So you want to write? That’s good. But, as writers would tell you, writing is not easy. There are many hurdles standing between you and the habit of writing. There’s the challenge of actually making time from your life, sitting down with your computer (or a mobile device) and typing out words.
Ok, so you found the time. Now what should you write about and how to go about it? What tools to use, what topics to explore?
It won’t be an exaggeration to say that somewhere deep inside we all have this urge to pen down our thoughts about things we ponder over. But getting into the habit of doing it is real challenge. And this is exactly what we aim to tackle today. So let’s begin.
What To Write About?
You need content to form a writing habit. To start a blog or a journal or just text files, you’ll first need to find something to write about. The best way to do that is to write about what you like. In doing so, half the battle with motivation is already won.
1. Writing Everyday With 750 Words
750 Words is a minimal private journal writing site where you are prompted to write at least 750 words everyday. You get points for reaching the target and you can unlock badges as you amass points. It can serve as a good motivation tool.
750 words is about the same length as an average article, about three novel pages. All your writing in this app stays private and online. Unless you leave your computer with the website open, the chances of your content leaking out are negligible. The website is minimal with focus on text. There’s also an easy way to export the content if you do want to take your writing public some day.
2. Writing Prompts, Ideas And Help
A. The Write Practice
The Write Practice by Joe Bunting is a blog that helps writers find their voice. At the site, it’s just as much about the community as it is about the writing advice. They have a newsletter that you can have delivered daily or weekly which includes writing prompts and practical advice about writing. This is one of the few email newsletters you’ll actually open everyday.

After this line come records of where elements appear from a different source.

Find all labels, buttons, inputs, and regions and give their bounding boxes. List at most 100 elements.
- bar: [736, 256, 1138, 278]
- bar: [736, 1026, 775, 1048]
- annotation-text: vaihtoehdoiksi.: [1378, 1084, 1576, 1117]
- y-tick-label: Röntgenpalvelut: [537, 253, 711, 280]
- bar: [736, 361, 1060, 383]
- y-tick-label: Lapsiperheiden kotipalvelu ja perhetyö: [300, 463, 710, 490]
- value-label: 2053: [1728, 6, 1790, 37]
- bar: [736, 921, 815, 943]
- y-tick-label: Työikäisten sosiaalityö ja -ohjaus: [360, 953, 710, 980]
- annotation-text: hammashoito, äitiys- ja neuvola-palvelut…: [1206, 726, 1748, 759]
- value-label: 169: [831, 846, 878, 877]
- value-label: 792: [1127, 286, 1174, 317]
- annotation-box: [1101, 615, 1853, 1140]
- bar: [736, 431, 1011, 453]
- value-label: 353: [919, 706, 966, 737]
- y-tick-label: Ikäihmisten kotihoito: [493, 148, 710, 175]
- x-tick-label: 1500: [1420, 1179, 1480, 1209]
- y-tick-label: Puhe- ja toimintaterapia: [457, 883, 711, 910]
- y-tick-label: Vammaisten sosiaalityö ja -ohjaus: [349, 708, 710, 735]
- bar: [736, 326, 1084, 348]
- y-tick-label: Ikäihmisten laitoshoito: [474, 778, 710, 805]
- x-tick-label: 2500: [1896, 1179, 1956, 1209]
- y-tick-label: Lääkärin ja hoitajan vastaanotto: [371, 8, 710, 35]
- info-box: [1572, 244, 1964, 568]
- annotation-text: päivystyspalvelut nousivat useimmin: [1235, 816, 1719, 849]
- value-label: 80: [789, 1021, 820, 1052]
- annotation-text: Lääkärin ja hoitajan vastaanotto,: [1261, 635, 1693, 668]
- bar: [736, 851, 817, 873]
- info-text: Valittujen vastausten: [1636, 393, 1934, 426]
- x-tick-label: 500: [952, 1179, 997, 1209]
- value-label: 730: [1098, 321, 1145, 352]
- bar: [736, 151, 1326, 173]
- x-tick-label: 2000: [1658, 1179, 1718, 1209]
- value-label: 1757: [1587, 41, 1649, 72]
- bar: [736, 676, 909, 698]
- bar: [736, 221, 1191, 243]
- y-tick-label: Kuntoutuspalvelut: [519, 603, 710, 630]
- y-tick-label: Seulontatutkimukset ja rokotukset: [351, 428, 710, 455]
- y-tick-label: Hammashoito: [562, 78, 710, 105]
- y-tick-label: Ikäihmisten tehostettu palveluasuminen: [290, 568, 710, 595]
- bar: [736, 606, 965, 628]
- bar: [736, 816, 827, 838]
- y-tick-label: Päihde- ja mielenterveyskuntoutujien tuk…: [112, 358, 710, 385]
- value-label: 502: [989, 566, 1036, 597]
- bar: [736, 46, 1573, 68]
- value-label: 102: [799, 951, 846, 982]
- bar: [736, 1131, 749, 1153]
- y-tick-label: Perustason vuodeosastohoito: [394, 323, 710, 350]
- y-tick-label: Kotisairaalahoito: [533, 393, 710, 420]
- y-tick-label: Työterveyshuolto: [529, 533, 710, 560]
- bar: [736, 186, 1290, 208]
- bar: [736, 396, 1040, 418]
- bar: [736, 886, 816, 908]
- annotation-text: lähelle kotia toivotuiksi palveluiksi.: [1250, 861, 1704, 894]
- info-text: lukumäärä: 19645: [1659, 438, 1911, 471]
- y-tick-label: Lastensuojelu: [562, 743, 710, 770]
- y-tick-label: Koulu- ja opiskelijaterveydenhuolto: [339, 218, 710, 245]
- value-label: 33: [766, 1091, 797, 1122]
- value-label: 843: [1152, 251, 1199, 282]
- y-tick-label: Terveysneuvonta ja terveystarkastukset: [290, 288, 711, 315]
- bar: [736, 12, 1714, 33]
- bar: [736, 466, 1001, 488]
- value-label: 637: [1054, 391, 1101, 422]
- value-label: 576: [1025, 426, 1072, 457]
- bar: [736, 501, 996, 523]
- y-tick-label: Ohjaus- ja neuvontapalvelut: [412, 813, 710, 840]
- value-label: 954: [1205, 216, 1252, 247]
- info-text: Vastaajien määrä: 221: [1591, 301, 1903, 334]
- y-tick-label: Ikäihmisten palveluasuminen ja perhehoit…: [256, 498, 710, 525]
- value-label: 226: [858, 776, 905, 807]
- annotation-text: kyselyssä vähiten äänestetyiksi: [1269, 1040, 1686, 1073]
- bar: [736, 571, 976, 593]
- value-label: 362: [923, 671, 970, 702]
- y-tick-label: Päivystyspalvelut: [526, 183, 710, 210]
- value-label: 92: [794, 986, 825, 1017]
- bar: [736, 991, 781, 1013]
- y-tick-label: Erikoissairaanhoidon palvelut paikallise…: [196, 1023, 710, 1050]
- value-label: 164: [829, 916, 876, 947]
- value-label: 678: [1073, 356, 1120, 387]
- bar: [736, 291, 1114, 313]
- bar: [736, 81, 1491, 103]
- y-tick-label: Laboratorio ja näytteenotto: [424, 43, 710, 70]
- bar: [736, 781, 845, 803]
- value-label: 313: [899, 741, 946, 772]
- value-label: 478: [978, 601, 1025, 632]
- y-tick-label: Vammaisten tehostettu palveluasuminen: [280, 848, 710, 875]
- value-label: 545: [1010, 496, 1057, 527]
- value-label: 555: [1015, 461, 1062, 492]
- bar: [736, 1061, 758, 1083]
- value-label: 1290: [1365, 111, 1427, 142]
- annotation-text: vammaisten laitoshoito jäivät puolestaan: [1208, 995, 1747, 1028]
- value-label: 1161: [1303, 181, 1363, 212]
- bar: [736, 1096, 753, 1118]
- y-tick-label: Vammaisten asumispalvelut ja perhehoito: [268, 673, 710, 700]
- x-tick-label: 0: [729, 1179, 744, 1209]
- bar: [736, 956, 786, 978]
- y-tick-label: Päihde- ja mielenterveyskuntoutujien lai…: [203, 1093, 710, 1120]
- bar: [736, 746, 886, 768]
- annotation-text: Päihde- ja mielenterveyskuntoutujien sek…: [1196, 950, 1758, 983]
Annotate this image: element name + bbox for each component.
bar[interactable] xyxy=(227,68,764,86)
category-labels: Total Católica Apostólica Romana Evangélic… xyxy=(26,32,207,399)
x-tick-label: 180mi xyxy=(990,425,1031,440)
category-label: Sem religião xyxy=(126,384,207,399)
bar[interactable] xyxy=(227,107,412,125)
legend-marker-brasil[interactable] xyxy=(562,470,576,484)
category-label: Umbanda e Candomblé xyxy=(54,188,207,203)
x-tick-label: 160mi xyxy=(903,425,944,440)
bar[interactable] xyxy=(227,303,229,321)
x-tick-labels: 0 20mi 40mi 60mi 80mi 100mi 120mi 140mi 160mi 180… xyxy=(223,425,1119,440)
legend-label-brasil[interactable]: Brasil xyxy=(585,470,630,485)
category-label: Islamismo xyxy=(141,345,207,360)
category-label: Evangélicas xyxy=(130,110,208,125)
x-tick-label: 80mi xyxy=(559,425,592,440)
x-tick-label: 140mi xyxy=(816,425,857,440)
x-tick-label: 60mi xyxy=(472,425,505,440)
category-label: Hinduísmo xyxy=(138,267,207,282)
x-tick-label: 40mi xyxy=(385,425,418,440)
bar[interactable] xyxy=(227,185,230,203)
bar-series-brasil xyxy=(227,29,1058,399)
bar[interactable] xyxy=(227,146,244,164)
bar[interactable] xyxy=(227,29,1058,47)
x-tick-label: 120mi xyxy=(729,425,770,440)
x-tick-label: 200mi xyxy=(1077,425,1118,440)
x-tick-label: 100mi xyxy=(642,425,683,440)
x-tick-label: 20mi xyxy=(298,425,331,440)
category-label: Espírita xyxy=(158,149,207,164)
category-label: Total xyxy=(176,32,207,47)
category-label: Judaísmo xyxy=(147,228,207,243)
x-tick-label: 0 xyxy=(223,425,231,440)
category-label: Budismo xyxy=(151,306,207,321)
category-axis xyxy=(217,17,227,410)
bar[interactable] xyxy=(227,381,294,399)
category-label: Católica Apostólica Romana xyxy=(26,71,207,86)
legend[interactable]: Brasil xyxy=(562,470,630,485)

If you’re not that big on newsletters, subscribe to their RSS feed. At the end of each helpful article, the author suggests a quick writing practice (homework) based on the topic that was discussed. Following that will easily give you couple of hundred words a day to write. Looking for ideas is one of the hardest things about writing (I’d know). With TWP, you can cut down significantly on the wandering around time.
Also see Goins, Writer.
WriterKata is a website that provides you with a new writing exercises every time you visit. The website gives you a dedicated space to practice your writing. The scenario and writing style is described in detail to give your writing a sense of purpose. If you don’t like a scenario or can’t think of anything interesting to write, you can skip it altogether.
C. You Should Write
You Should Write (UPDATE: This tool is not available anymore) offers a more abstract solution to your writing needs. A writing prompt is displayed up top, usually no longer than a couple of words. The rest of the page is a blank canvas for you to build up on.Thankfully a lot of prompts on the website are fun subjects, things that will quickly get the creative juices flowing. The website encourages you to make it to 1876 characters and to share your completed story on the a dedicated subreddit.
D. Subreddits To The Rescue
Speaking of subreddits, there are quite a few ones related to writing. You can go to the links below to read up on what other writers are doing, critique their work, ask for advice and seek inspiration. Once you become part of a writing community, the process will become a lot easier.
3. Writing From Mobile Devices
Thanks to modern Android devices, iPhones and iPads, you can write from anywhere. I’ve written an extensive guide on the best ways to write on Android. Here’s the gist: Just get an app like JotterPad X and an advanced keyboard like Ginger Page and you can easily write on the go.
If you prefer iOS devices, you really should check out Day One. It’s a simple journal app that costs $5. You can write what you want, add pictures, geo locations, the music you were listening to and a lot more to a note and it will be backed up permanently to the app’s servers.
There’s also a “publish to web” feature where you can share some notes to the web via a unique link. It’s not really a blog because you can’t find all your posts at one place but it’s close enough.
The best thing about Day One (and other journal apps) is that you can set a daily reminder notification. Tapping on the notification will take you directly to the writing panel where you can start typing away about the day you had or anything really.